Les musiciens affichent une décontraction ennuyée et la voix du chanteur chapeauté, en dépit d’aigus assez désagréables, ne parvient pas à me sortir d’une certaine torpeur. Le concert est bâclé, malgré un public docile qui dodeline de la tête, se balance mollement, on peut le voir sur les écrans qui répète les mots simples…Peu de paroles en effet et très peu élaborées : du début à la fin du concert, le « mood » restera le même, paresseux malgré quelques envolées électrifiées de la guitare, des solos du batteur trop appuyés.  Déception certaine pour ce qui était annoncé comme la grande soirée de la musique noire. Le concert s’arrête assez brutalement, le chanteur ne pouvant même pas jouer du sax, Robert Glasper  annonçant que l’instrument s’est cassé à cause du vent… très violent en effet depuis le début de la semaine. Il nous rassure, il y aura du sax avec Kamasi Washington…

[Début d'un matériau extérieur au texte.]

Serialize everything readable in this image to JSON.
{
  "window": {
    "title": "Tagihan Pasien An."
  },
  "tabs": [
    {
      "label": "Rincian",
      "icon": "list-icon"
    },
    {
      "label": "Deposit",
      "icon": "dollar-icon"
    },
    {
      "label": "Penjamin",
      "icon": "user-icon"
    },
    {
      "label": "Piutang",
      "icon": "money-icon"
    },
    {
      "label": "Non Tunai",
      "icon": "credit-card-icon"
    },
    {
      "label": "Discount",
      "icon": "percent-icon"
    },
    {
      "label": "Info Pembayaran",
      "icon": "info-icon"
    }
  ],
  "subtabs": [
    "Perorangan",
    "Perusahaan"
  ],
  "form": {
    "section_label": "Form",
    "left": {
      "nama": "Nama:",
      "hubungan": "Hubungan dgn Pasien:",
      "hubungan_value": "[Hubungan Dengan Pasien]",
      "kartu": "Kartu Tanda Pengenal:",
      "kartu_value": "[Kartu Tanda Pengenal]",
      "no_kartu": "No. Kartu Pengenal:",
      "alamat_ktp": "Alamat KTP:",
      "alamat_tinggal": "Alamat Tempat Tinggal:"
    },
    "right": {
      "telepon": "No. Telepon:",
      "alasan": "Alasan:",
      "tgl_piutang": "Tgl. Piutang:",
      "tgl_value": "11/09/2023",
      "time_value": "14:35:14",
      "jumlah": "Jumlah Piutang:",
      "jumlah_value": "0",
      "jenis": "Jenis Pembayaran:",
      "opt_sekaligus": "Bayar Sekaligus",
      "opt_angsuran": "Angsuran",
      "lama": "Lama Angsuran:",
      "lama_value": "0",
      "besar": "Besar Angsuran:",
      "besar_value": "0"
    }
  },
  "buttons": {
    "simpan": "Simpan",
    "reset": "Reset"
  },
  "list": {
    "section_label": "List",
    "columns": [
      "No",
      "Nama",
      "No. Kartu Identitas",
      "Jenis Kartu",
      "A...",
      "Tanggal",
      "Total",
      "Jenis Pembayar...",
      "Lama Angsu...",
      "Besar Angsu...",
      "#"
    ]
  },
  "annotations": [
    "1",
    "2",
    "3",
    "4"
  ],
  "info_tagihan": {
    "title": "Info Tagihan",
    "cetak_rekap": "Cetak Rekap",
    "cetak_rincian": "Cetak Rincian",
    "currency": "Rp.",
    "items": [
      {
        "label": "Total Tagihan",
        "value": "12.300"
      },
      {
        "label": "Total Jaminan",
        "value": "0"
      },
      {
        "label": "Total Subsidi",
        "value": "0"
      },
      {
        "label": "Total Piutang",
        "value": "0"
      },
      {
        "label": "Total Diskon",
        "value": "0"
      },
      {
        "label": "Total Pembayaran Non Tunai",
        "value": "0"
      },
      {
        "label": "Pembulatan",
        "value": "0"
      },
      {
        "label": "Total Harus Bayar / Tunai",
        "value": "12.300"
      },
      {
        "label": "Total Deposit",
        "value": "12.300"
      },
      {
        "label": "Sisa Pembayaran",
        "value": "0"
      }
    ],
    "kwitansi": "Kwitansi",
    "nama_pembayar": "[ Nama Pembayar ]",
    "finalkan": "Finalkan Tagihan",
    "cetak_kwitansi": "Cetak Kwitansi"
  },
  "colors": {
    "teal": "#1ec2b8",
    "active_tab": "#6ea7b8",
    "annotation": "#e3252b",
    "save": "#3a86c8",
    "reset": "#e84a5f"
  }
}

Ce sera mieux avec le massif saxophoniste de South Central de Los Angeles. Ce nouveau griot, à la coiffure afro et la tunique africaine, demeure hiératique, préparant l’espace autour duquel tournoient musiciens et chanteuse. Charismatique en un sens. Est-ce le renouveau de la musique black attendu, annoncé, la « relève de la garde du jazz » ? De longs morceaux qui prennent leur temps pour installer atmosphère résolument spirituelle et musique empreinte de cette fierté d’appartenir à une communauté historique. Même sans le déferlement de chœurs et de cordes de l’épique The Epic, triple CD de près de trois heures, sorti sur Brainfeed, en 2015,  je ne peux que repenser au documentaire de Raoul Peck sur Black lives matter http://www.jazzmagazine.com/alcajazz-a-lalcazar-miles-making-of-kind-of-blue/

« La musique était une épée, entre les mains du mouvement pour les droits civiques » dit le saxophoniste. Avec cette chanson « Malcolm X » pour Afro Americans,  on revient à cette époque violente, alors que l’on connaît aujourd’hui des flambées de violence raciste. Moins un renouveau qu’une résurgence de la tradition, une continuité dans laquelle s’inscrit le vibrant saxophoniste, qui règle son pas sur le pas de ses pères.

Miles, au secours !

Entre les deux concerts choisis à Longchamp, un interlude cinématographique à l’ Alcazar pour découvrir le Miles ahead de Don Cheadle, jamais sorti en France inexplicablement, alors que la B.O se trouve chez Columbia Legacy/Sony, évidemment.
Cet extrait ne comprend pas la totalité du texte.